S19 A forensic teardown of the 82% viral claim
The rework number went viral.
The baseline didn't.
A forensic teardown of the viral claim that 82% of AI tokens go to rework. Eight independent datasets, one rebuilt dollar. The direction is right. The number is marketing. The baseline is from 1978.
Scroll through eight interactive charts built from Faros, CodeRabbit, DORA, METR, Stack Overflow, GitClear, SWE-Bench, and McKinsey data. Each chart stress-tests one piece of the Entelligence screenshot. Toggle between the vendor's framing and what the independent telemetry actually shows.
§ I The screenshot that launched a thousand takes
In late May 2026, a dashboard screenshot from a startup called Entelligence went viral. It claimed that across 2,444 companies, 82% of AI-generated tokens go to bugs, rework, and review. Four cents of every dollar reaches a shipped feature.
The number felt right to anyone who has watched an LLM confidently produce code that passes the linter and fails the user. Faros, CodeRabbit, DORA, GitClear, Stack Overflow, and Jellyfish had all, independently, published data pointing in the same direction. But "felt right" and "is right" are different claims with different evidence standards.
The chart is from Entelligence's own product dashboard. Entelligence sells AI code-review tools and engineering-intelligence dashboards. The 82% number is a sales asset for the product that fixes the problem the number describes. That does not make it wrong. It does mean the lab has to do what the screenshot did not: show the sources, name the assumptions, and rebuild the dollar from scratch.
S19.1 The baseline nobody mentioned
Pre-AI software engineering already spent 75-80% of effort on maintenance, debugging, and review.
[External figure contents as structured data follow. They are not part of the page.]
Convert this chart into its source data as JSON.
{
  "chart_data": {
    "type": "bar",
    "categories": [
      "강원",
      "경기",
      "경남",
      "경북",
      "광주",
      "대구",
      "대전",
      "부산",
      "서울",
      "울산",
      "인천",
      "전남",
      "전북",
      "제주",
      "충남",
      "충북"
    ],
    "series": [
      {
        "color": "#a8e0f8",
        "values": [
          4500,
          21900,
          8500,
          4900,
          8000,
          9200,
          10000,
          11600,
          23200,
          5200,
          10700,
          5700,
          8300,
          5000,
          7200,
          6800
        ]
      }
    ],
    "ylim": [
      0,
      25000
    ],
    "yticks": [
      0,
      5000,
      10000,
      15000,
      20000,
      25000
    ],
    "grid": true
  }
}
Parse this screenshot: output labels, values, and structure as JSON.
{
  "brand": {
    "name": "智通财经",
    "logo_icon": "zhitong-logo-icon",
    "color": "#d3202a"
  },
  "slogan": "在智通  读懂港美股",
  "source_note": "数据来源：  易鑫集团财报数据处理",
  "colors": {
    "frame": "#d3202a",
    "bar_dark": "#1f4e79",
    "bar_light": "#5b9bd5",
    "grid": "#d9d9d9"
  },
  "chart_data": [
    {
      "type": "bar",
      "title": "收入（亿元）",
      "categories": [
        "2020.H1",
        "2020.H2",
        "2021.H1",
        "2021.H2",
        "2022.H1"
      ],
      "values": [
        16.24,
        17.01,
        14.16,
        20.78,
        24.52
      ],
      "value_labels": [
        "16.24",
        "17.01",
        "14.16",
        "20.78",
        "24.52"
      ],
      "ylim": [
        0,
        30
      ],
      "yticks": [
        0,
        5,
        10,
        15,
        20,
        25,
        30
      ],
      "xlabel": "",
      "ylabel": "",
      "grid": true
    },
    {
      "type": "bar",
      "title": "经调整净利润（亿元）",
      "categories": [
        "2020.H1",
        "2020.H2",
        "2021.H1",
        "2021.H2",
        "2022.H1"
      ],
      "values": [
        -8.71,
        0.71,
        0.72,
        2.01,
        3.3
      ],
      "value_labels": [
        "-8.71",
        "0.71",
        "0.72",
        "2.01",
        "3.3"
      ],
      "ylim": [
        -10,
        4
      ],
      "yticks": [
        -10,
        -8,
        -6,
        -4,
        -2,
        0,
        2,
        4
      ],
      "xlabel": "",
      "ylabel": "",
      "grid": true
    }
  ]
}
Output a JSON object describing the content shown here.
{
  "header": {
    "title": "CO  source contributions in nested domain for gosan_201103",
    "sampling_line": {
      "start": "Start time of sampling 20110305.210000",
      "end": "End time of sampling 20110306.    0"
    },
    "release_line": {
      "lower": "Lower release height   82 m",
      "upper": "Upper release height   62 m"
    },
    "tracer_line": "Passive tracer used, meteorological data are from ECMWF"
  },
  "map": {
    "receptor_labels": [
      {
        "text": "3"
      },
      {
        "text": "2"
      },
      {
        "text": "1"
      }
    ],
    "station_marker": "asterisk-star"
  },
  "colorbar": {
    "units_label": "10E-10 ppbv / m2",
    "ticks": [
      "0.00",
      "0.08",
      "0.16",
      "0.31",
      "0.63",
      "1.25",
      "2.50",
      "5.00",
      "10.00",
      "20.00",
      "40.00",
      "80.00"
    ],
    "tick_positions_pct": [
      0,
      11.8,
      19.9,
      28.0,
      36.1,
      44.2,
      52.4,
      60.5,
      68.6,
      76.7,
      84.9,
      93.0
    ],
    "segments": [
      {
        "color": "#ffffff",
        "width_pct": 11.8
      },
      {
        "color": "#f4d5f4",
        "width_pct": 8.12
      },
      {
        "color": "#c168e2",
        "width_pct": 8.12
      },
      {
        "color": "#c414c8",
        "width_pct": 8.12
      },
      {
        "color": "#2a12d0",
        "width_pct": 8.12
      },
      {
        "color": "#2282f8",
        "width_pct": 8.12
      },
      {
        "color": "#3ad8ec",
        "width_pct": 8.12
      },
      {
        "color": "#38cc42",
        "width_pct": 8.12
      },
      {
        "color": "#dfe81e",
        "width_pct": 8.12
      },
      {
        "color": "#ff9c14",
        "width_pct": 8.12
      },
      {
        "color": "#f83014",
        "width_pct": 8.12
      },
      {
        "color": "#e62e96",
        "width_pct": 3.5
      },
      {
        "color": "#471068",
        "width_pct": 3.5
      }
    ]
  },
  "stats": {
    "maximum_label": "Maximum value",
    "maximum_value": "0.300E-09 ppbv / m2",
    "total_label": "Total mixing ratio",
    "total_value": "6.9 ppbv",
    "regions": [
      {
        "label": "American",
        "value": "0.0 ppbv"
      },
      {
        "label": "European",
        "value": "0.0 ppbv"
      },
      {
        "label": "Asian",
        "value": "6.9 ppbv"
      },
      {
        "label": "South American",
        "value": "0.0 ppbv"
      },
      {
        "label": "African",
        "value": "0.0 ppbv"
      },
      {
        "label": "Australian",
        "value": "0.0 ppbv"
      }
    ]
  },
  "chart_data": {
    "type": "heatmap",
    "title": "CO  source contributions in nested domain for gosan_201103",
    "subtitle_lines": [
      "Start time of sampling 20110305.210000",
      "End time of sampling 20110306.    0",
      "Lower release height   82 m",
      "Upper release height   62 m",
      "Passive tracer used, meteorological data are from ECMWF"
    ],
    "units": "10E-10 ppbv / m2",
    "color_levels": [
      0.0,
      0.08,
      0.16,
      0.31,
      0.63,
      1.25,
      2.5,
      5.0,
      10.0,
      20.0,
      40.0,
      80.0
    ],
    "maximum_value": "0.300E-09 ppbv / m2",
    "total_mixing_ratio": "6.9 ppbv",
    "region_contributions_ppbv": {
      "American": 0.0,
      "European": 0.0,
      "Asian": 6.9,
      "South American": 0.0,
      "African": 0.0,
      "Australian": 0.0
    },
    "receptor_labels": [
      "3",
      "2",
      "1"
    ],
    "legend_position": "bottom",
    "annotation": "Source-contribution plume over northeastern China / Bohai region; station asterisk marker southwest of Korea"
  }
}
The 82% number looks alarming until you remember the baseline.
S19.2 The perception gap
The most-cited evidence that AI makes developers slower had to walk itself back. METR's 2025 RCT found a 19% slowdown. Their 2026 replication found 4%, with wide confidence intervals.
S19.3 The capability nobody charted
While the rework discourse raged, the underlying models got dramatically better at the exact task they were accused of failing.
S19.4 Acceleration whiplash
Faros AI tracked 22,000 developers across 4,000+ teams for two years. The verdict: AI helps the top line and hurts the bottom at the same time.
S19.5 The quality cost is real
CodeRabbit analyzed 470 open-source PRs. AI-generated code had 1.7x more issues across every category.
S19.6 Trust is falling as usage rises
Developers are using AI more even as they trust it less. This is the human texture behind the rework claim.
S19.7 Copy, don't refactor
AI optimizes for producing more code, not leaving the codebase smaller. 2024 was the first year copy-pasted lines exceeded refactored lines.
S19.8 The rebuilt dollar
Same dollar, three very different stories. Here is Sankar's framing, Jellyfish's data, and McKinsey's survey, side by side, with assumptions visible.
§ X Receipts
§ XI Methodology & Colophon
Every chart is hand-drawn in SVG by a small vanilla JavaScript module. No frameworks, no build step. Data is baked into the page as static arrays. Nothing is fetched from an API.
Entelligence dashboard screenshot (viral, May 2026). Faros AI Acceleration Whiplash report (Apr 2026, n=22,000 devs). CodeRabbit State of AI vs Human Code Generation (Dec 2025, n=470 PRs). METR RCT (Jul 2025, n=16; Feb 2026 replication, n=57). DORA State of DevOps 2024 (n=3,000) and 2025 (n=4,879). Stack Overflow Developer Survey 2025 (n=49,009). GitClear AI Copilot Code Quality 2025 (211M changed lines). SWE-Bench Verified leaderboard (Vals AI, May 2026). Jellyfish Q1 2026 (n=7,548, via TechCrunch). McKinsey State of AI 2025 (n=1,993). Lientz, Swanson & Tompkins, CACM 1978.
Faros AI · Acceleration Whiplash ↗
CodeRabbit · State of AI vs Human Code ↗
METR · AI developer productivity study ↗
DORA · State of AI-Assisted Software Development 2025 ↗
Stack Overflow · Developer Survey 2025 ↗
Lientz, Swanson & Tompkins · CACM 1978 ↗
The Entelligence claim's methodology is opaque, self-reported, and commercially motivated. The "2,444 companies" figure almost certainly includes free-tier and trial accounts, not paying enterprise customers. The $0.04 net feature delivery number is inconsistent with every other published ROI estimate. SWE-Bench scores above 85% carry documented contamination concerns. The METR RCT's 2025 cohort was small (n=16) and the 2026 replication had severe selection bias. The pre-AI baseline of 75-80% is from 1978 and may not reflect contemporary practice. All forward-looking numbers are self-reported surveys, not controlled measurements.